Department of Gastroenterology and Hepatology, Erasmus MC, University Medical Center, Rotterdam, The Netherlands.
Am J Gastroenterol. 2010 Aug;105(8):1762-9. doi: 10.1038/ajg.2010.186. Epub 2010 May 11.
Hepatitis B e antigen (HBeAg)-negative chronic hepatitis B patients are at high risk of treatment relapse after any antiviral therapy. Combining peginterferon alpha-2a with ribavirin might improve sustained response rates.

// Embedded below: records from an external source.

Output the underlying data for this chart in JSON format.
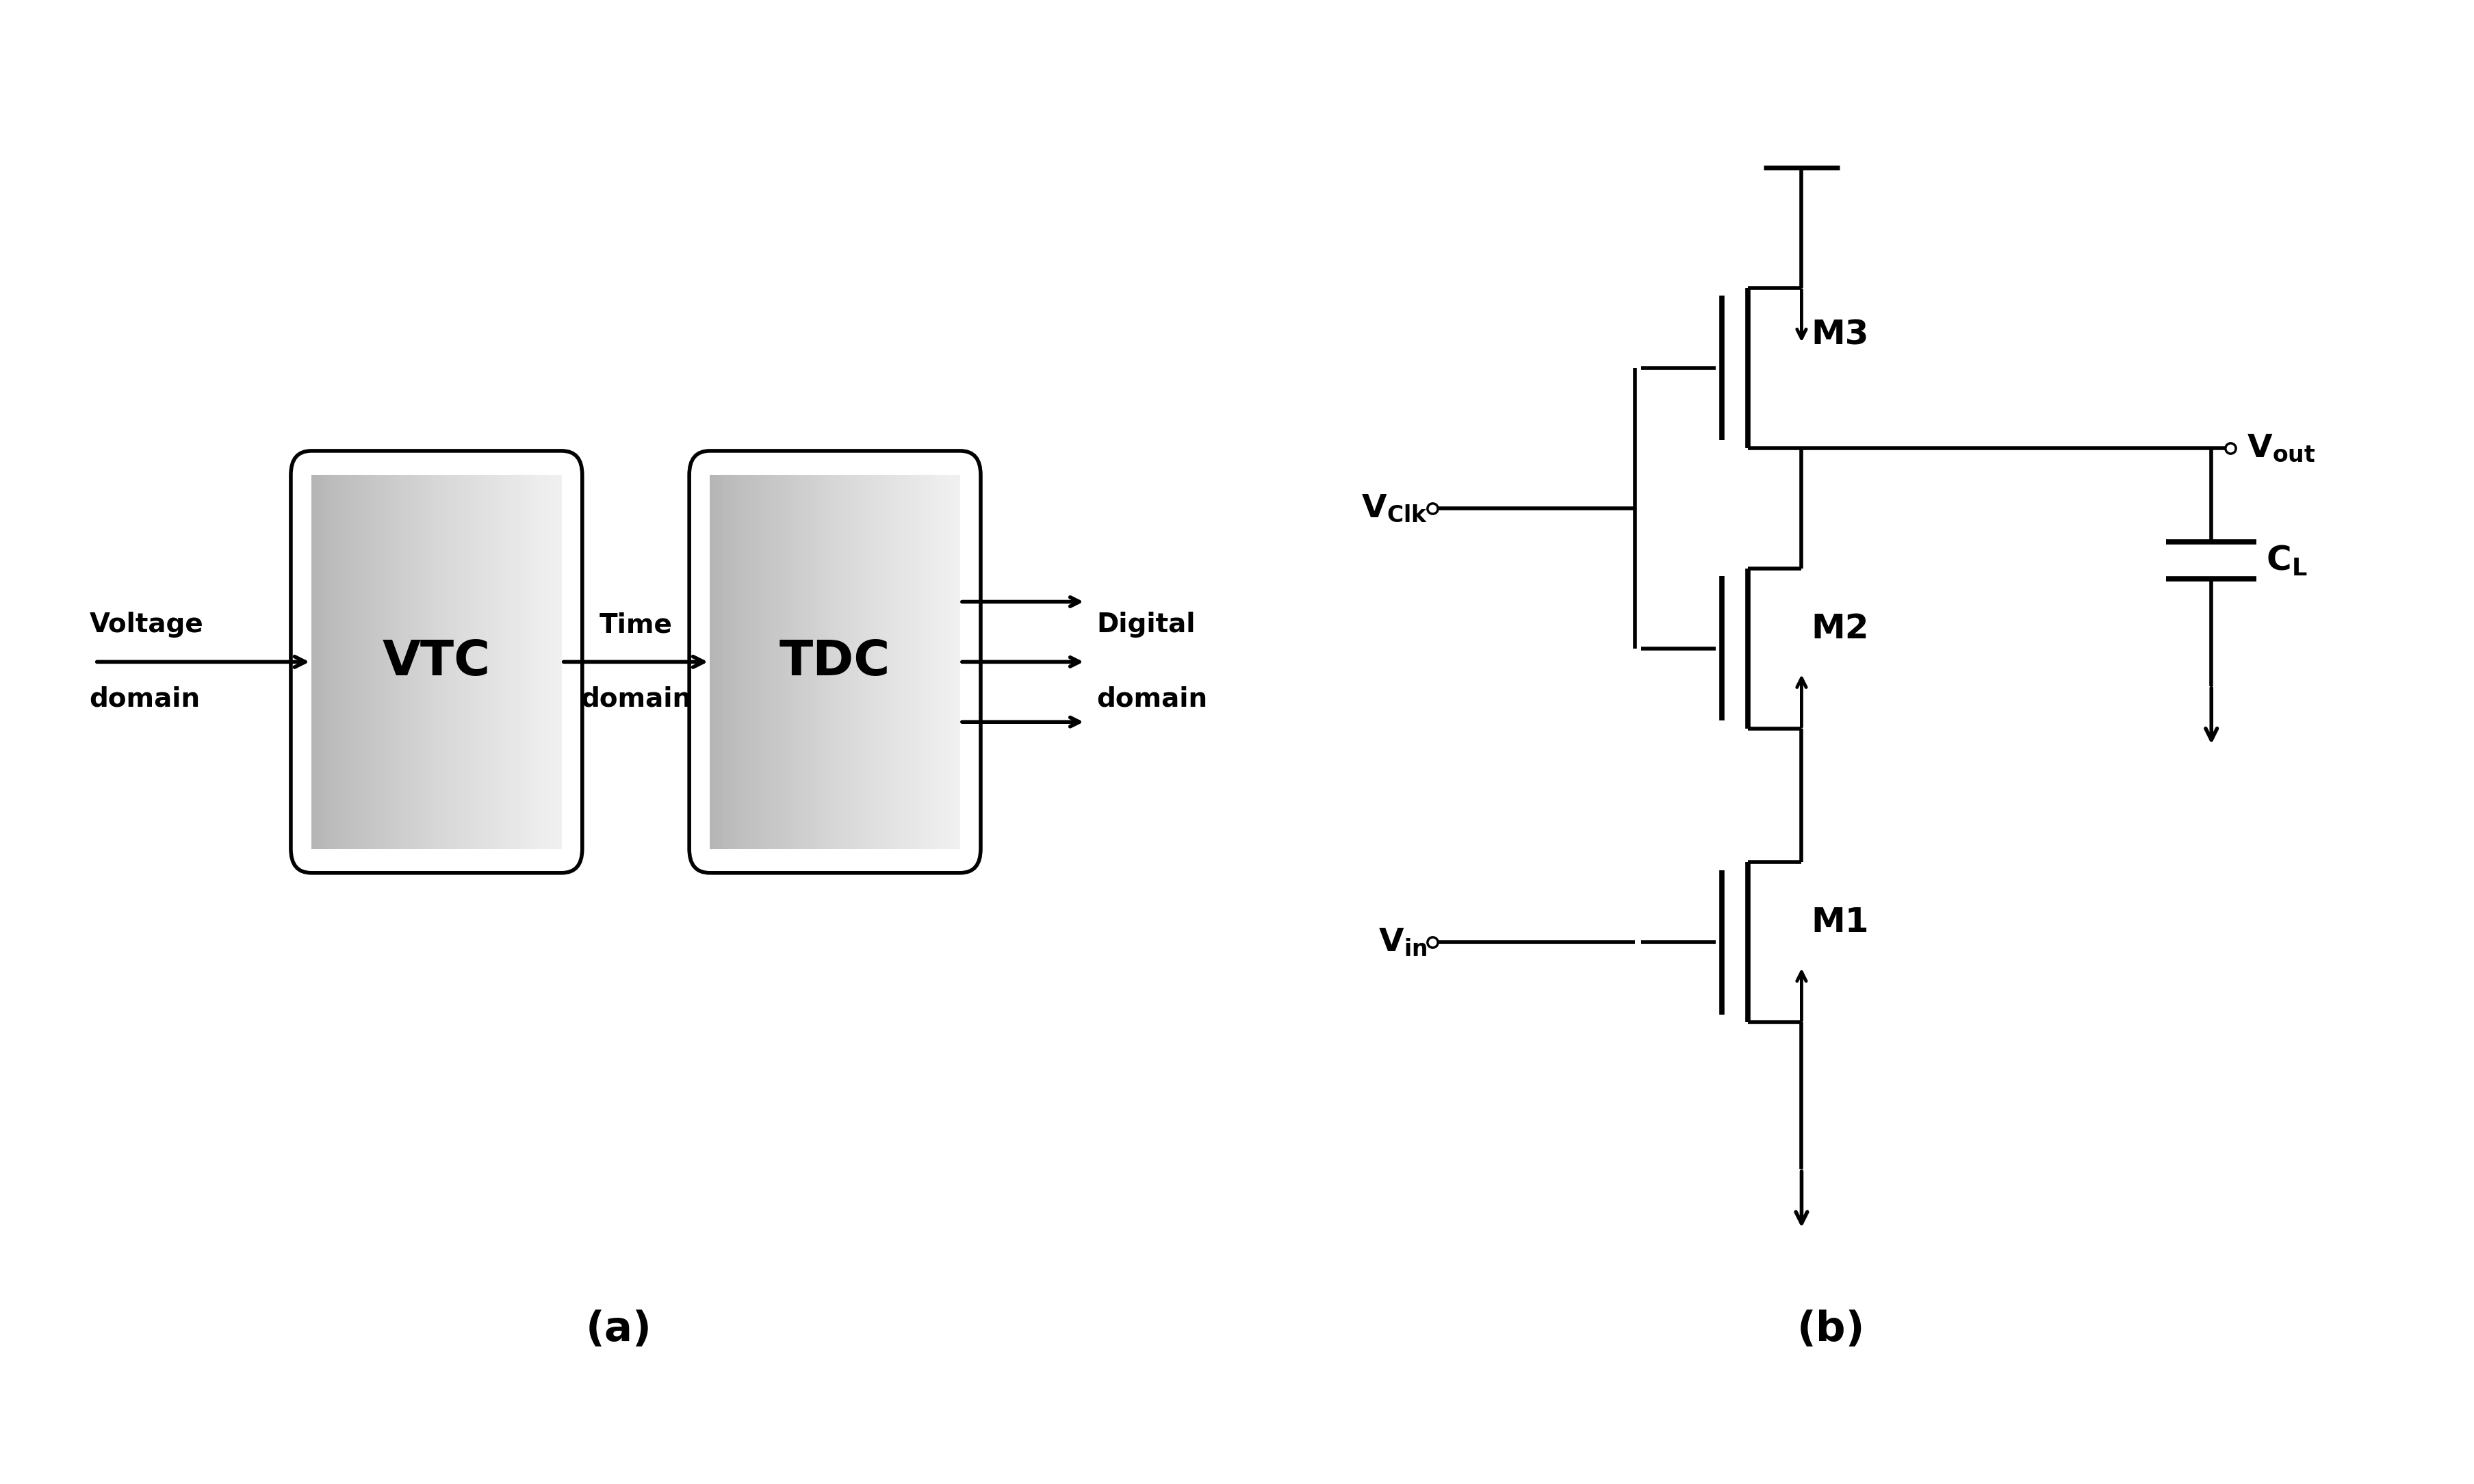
{
  "fig_width": 36.16,
  "fig_height": 21.69,
  "bg_color": "#ffffff",
  "line_color": "#000000",
  "label_a": "(a)",
  "label_b": "(b)",
  "vtc_label": "VTC",
  "tdc_label": "TDC",
  "voltage_domain_line1": "Voltage",
  "voltage_domain_line2": "domain",
  "time_domain_line1": "Time",
  "time_domain_line2": "domain",
  "digital_domain_line1": "Digital",
  "digital_domain_line2": "domain",
  "m1_label": "M1",
  "m2_label": "M2",
  "m3_label": "M3",
  "vclk_main": "V",
  "vclk_sub": "Clk",
  "vout_main": "V",
  "vout_sub": "out",
  "vin_main": "V",
  "vin_sub": "in",
  "cl_main": "C",
  "cl_sub": "L"
}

Overall, 138 HBeAg-negative chronic hepatitis B patients were randomized to receive monotherapy (peginterferon alpha-2a 180 microg weekly plus placebo) or combination therapy (peginterferon alpha-2a weekly plus ribavirin 1,000 or 1,200 mg daily, depending on body weight) for 48 weeks. Post-treatment follow-up lasted 24 weeks. Analyses were based on the modified intention-to-treat population after exclusion of five patients.

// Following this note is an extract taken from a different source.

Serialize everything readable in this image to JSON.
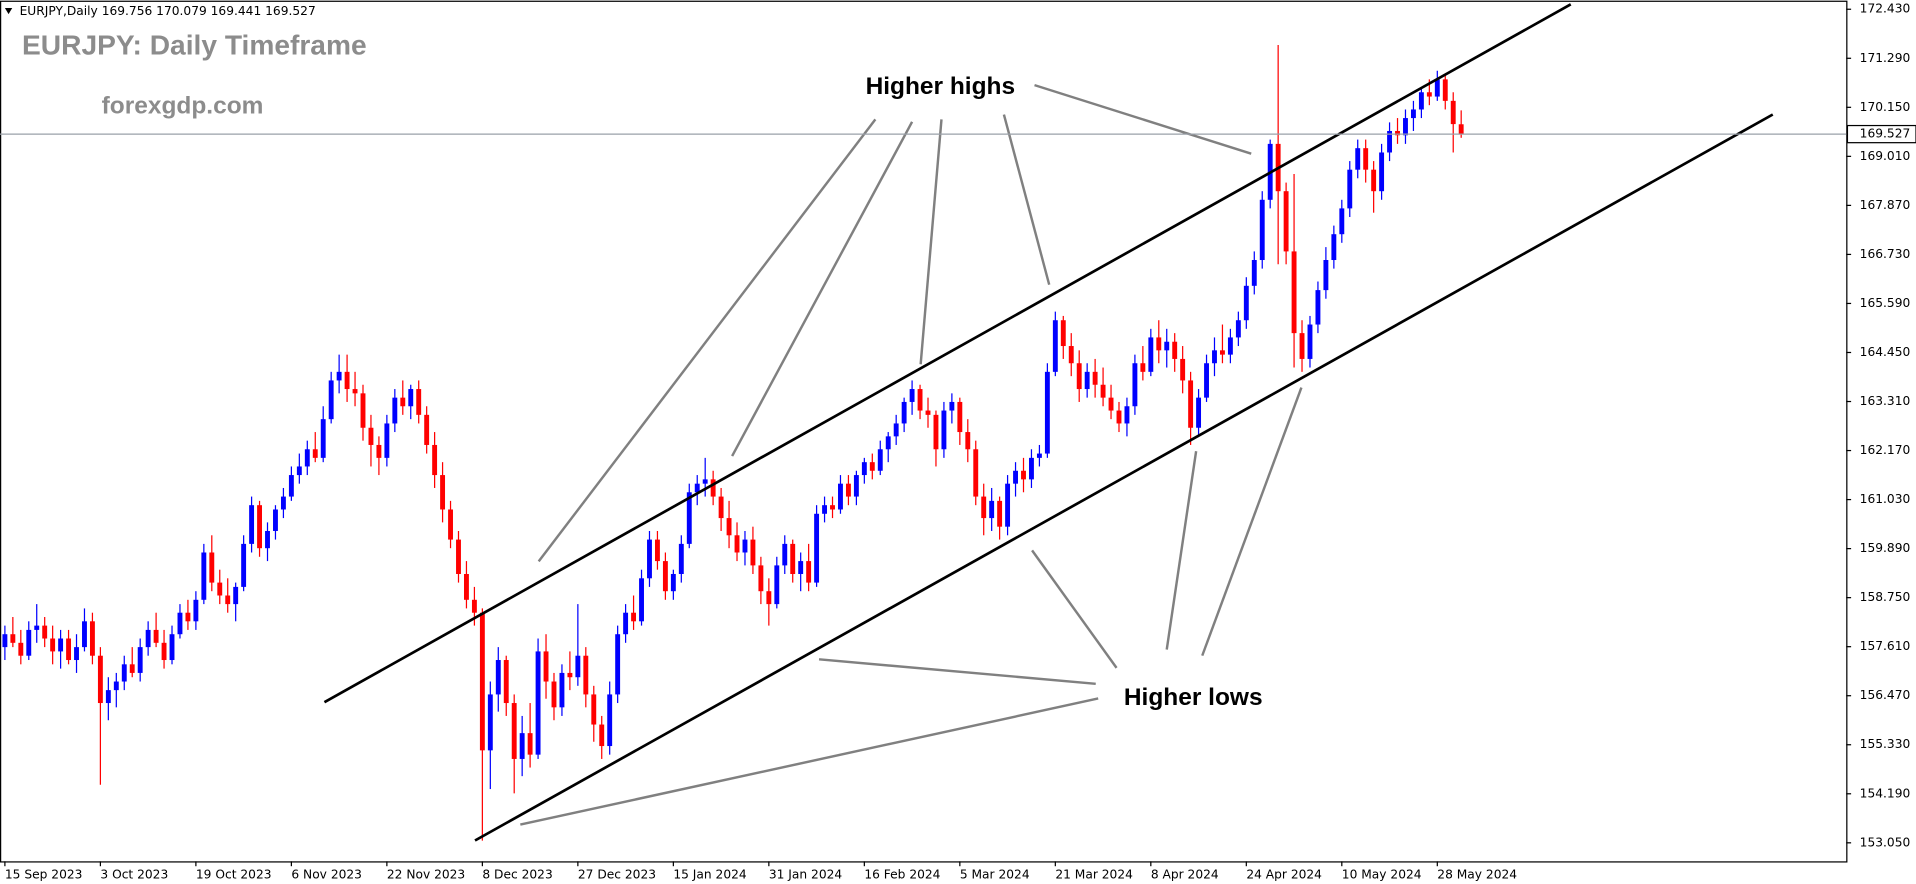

At the end of follow-up, 14 (20%) of 69 patients assigned to monotherapy and 10 (16%) of 64 assigned to combination therapy had a combined response (hepatitis B virus (HBV) DNA <10,000 copies/ml (<1,714 IU/ml) and a normal alanine aminotransferase level, P=0.49). At the end of treatment, more patients had a combined response (25 (36%) vs. 26 (41%) in the monotherapy and combination therapy group, respectively, P=0.60), but subsequently relapsed during follow-up. Serum HBV DNA and hepatitis B surface antigen (HBsAg) levels decreased during treatment (mean change at week 48 compared with baseline -3.9 vs. -2.6 log copies/ml, P<0.001 and -0.56 vs. -0.34 log IU/ml, P=0.23, respectively). HBV DNA levels relapsed after treatment discontinuation; HBsAg remained at end-of-treatment levels. In general, combination therapy was well tolerated, although it was associated with a higher risk of anemia and neutropenia.
Treatment with peginterferon alpha-2a resulted in a limited sustained response rate in HBeAg-negative chronic hepatitis B patients. Addition of ribavirin did not improve response to therapy.
乙肝 e 抗原(HBeAg)阴性慢性乙型肝炎患者在接受任何抗病毒治疗后均有较高的治疗复发风险。聚乙二醇干扰素α-2a 联合利巴韦林治疗可能会提高持续应答率。
共有 138 例 HBeAg 阴性慢性乙型肝炎患者被随机分为两组:单药治疗组(聚乙二醇干扰素α-2a 180μg,每周一次,加安慰剂)或联合治疗组(聚乙二醇干扰素α-2a 每周一次加利巴韦林 1000 或 1200mg,每日一次,根据体重而定),疗程 48 周。治疗结束后随访 24 周。分析基于排除 5 例患者后的改良意向治疗人群。
随访结束时,69 例接受单药治疗的患者中有 14 例(20%)和 64 例接受联合治疗的患者中有 10 例(16%)出现联合应答(乙型肝炎病毒(HBV)DNA<10,000 拷贝/ml(<1,714IU/ml)且丙氨酸氨基转移酶水平正常,P=0.49)。治疗结束时,更多的患者出现联合应答(单药治疗组和联合治疗组分别有 25 例(36%)和 26 例(41%),P=0.60),但随后在随访期间复发。治疗期间血清 HBV DNA 和乙型肝炎表面抗原(HBsAg)水平下降(第 48 周与基线相比,平均变化分别为-3.9 log 拷贝/ml 和-2.6 log IU/ml,P<0.001 和-0.56 vs. -0.34 log IU/ml,P=0.23)。治疗停止后 HBV DNA 水平复发;HBsAg 仍保持在治疗结束时的水平。一般来说,聚乙二醇干扰素α-2a 联合治疗具有良好的耐受性,但与贫血和中性粒细胞减少的风险增加相关。
聚乙二醇干扰素α-2a 治疗 HBeAg 阴性慢性乙型肝炎患者的持续应答率有限。加用利巴韦林并不能提高治疗应答率。